9 Mart 2009 Pazartesi

Hıçkırık

Rotası belirsiz bir gemi gibiyim. Gemi benliğim için büyük bir benzetme. Bir sandalım; tek kürekli. Durmaya çalıştığı her limanda kayalıklara çarpan, su alan; bazen belirsiz bir reisin kaptanlık yaptığı. Hayatım kararsızlığım ve çaresizliğim çerçevsesi içinde kötü bir reprodüksiyon; çok uzaktan bile hataları göze çarpan. Belirsiz. Bazısının kendince anlamlar yüklemeye, derinlik kazandırmaya çalıştığı, kiminin ise bakmaya değer vermediği.
Ne zaman bir şeye karar vermeye kalksam önümde bir duvar kuruluyor hızla. Ne olduğunu anlamadan hayallerimin inşaatına başlamadan çoktan örülmüş oluyor galiz duvar. Toslayıp geri dönüyorum sonra. Bir labirente dönüşüyor düşlerim; içinde günbegün kaybolduğum.
Umut diyorum. Umut beni terk etmek için hayatımda. Gözünü kırpıp koca bir nanik yapan. Yarın benim için kötü bir şaka çoğu zaman.
Ama inanıyorum her şeyde bir alamet olduğuna. Hayallerimi böyle ayakta tutmaya başlıyorum. Sonra yine bir duvar görüyorum. Savruluyorum oraya buraya. Zihnim sigara dumanı gibi karışıyor havaya. Çok oldu netliğin uzaklaşması benden. Belirsiz her şey. Zaman flu. Ama biliyorum ki her şeyde bir alamet var, bundandır çoğu kez yokmuş gibi davranıyorum seyre dalıyorum hayatın akışını, yarının ne getireceğine bakıyorum. Çoğu zaman tek gözüm kapalı. Bir dosta omuz uzatıyorum çok kolay ama ben gerçek hayatta duygularımı açamıyorum öyle herkese. Bir düşte yaşıyorum. Kendi kendime anlatıyorum masallarımı.
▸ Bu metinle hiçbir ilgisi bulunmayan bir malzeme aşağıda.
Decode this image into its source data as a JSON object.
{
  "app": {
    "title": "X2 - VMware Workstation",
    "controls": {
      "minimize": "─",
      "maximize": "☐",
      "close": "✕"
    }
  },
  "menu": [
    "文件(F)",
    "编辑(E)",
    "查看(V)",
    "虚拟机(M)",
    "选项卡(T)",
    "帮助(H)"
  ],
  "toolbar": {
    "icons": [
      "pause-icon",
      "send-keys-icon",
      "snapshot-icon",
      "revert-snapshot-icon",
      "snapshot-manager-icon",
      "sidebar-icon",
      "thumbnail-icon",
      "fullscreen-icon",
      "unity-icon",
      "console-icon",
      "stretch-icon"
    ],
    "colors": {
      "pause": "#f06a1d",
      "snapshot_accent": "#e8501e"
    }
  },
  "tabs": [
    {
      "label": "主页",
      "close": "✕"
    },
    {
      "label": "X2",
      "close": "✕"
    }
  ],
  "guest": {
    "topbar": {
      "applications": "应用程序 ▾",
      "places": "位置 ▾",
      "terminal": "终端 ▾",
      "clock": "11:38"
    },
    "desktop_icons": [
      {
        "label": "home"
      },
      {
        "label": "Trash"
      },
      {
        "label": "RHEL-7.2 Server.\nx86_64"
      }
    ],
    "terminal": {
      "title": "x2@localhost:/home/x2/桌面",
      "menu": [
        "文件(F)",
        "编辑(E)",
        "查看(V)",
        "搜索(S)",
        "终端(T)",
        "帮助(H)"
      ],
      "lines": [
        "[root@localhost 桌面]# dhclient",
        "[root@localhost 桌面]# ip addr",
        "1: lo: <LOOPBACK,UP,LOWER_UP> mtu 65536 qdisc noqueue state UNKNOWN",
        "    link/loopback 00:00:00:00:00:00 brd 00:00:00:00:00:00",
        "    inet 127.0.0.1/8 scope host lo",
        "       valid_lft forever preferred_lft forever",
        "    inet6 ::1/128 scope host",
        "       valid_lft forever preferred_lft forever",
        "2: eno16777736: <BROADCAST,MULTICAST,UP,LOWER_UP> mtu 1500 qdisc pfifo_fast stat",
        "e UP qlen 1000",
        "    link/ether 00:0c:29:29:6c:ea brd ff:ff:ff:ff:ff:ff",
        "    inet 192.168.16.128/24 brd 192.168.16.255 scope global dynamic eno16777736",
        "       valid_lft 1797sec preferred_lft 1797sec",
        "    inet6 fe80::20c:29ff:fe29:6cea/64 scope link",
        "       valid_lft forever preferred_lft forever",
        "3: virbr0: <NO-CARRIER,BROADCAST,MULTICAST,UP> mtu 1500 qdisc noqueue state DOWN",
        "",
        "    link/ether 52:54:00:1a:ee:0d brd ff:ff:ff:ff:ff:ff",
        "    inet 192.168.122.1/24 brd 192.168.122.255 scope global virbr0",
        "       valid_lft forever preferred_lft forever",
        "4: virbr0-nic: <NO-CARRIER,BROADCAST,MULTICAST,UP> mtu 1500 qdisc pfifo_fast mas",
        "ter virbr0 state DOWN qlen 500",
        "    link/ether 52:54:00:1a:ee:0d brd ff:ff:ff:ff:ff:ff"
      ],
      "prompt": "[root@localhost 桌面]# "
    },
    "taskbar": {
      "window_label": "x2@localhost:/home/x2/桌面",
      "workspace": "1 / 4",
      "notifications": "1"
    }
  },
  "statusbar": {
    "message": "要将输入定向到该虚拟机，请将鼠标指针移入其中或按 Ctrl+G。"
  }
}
Biliyorum evet. Herkesten fazla biliyorum bir hayalin peşine koştuğumu. Bir masal kahramanı oluyorum çoğu zaman. Ama biliyorum ki ayaklarımı toprağa basıp dünya zamanıyla alsam nefesimi işte ölümüm de öyle olacak. Tek gözüm açık olacak yine... Anlamıyor kimse, kendime de anlatamıyorum.. Ne anlatmam gerektiğini bilmiyorum.